Many researchers are still debating the effectiveness of extrinsic and intrinsic motivation in the workplace.

Using these two approaches depends on a wide variety of factors. Still, intrinsic motivation is arguably the best solution if you’re planning to retain workers in the long term. On the other hand, if you want to achieve short-term results and get people to start an activity that they may not initially find interesting, extrinsic motivation is undoubtedly the way to go.

Frequently Asked Questions

What is the difference between extrinsic and intrinsic motivation?

The first key difference stands in their definition. In fact, intrinsic motivation refers to motivation that comes from within oneself, whereas extrinsic motivation refers to motivation that comes from external factors.

Intrinsic motivation is often regarded as more powerful than extrinsic motivation because it’s self-driven. When you’re intrinsically motivated to do something, you are more likely to see it through to completion and put forth your best effort. This is because you’re doing it for yourself, not for a reward or because someone else told you to do it.

However, this doesn’t mean that extrinsic motivation can’t be as effective. Sometimes external factors, such as a tight deadline or a competition, can provide the push you need to get started on a project or task.

What are extrinsic factors vs. intrinsic factors?

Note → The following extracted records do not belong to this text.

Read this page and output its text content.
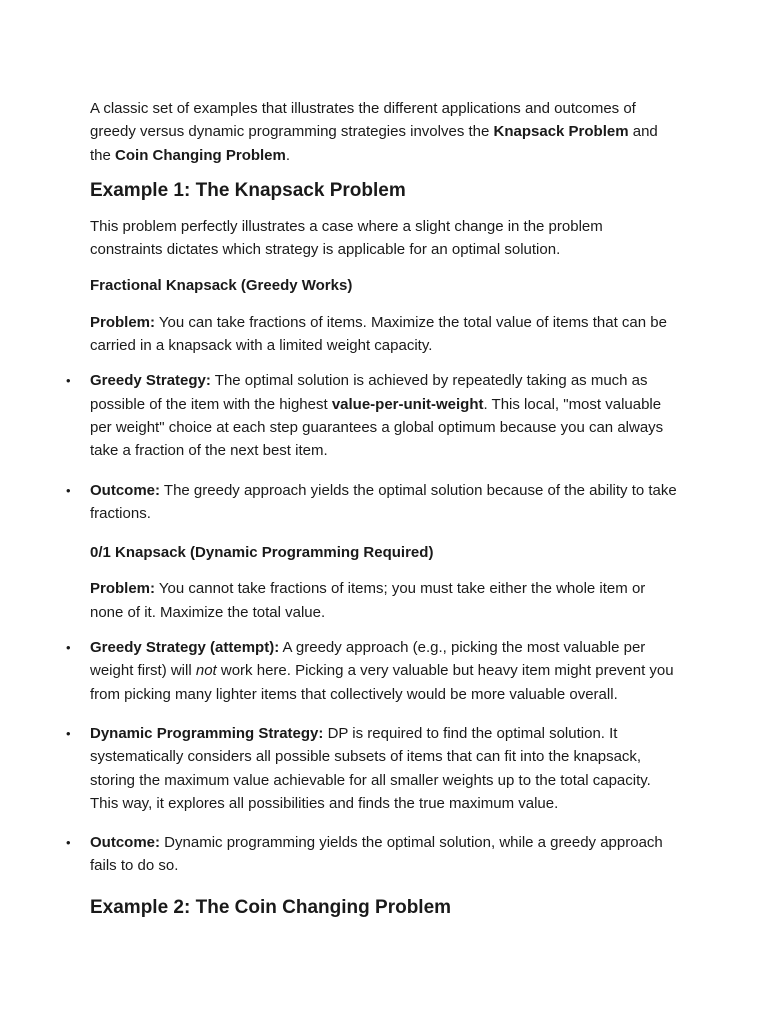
A classic set of examples that illustrates the different applications and outcomes of greedy versus dynamic programming strategies involves the Knapsack Problem and the Coin Changing Problem.

Example 1: The Knapsack Problem

This problem perfectly illustrates a case where a slight change in the problem constraints dictates which strategy is applicable for an optimal solution.

Fractional Knapsack (Greedy Works)

Problem: You can take fractions of items. Maximize the total value of items that can be carried in a knapsack with a limited weight capacity.

• Greedy Strategy: The optimal solution is achieved by repeatedly taking as much as possible of the item with the highest value-per-unit-weight. This local, "most valuable per weight" choice at each step guarantees a global optimum because you can always take a fraction of the next best item.
• Outcome: The greedy approach yields the optimal solution because of the ability to take fractions.

0/1 Knapsack (Dynamic Programming Required)

Problem: You cannot take fractions of items; you must take either the whole item or none of it. Maximize the total value.

• Greedy Strategy (attempt): A greedy approach (e.g., picking the most valuable per weight first) will not work here. Picking a very valuable but heavy item might prevent you from picking many lighter items that collectively would be more valuable overall.
• Dynamic Programming Strategy: DP is required to find the optimal solution. It systematically considers all possible subsets of items that can fit into the knapsack, storing the maximum value achievable for all smaller weights up to the total capacity. This way, it explores all possibilities and finds the true maximum value.
• Outcome: Dynamic programming yields the optimal solution, while a greedy approach fails to do so.
Example 2: The Coin Changing Problem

Extrinsic factors are usually outside of our control—company policies, the work environment, or our workload are a few examples. On the other hand, it’s possible to have more control over intrinsic factors. For example, we can regulate stress or our attitude towards our job.

That said, both types of factors can greatly impact our overall satisfaction with our work life. Knowing how to differentiate intrinsic vs. extrinsic motivation is crucial. So, if you’re feeling unhappy at work, it’s worth looking at the things that you can change about your own behavior or outlook. You might be surprised at how much of a difference it can make.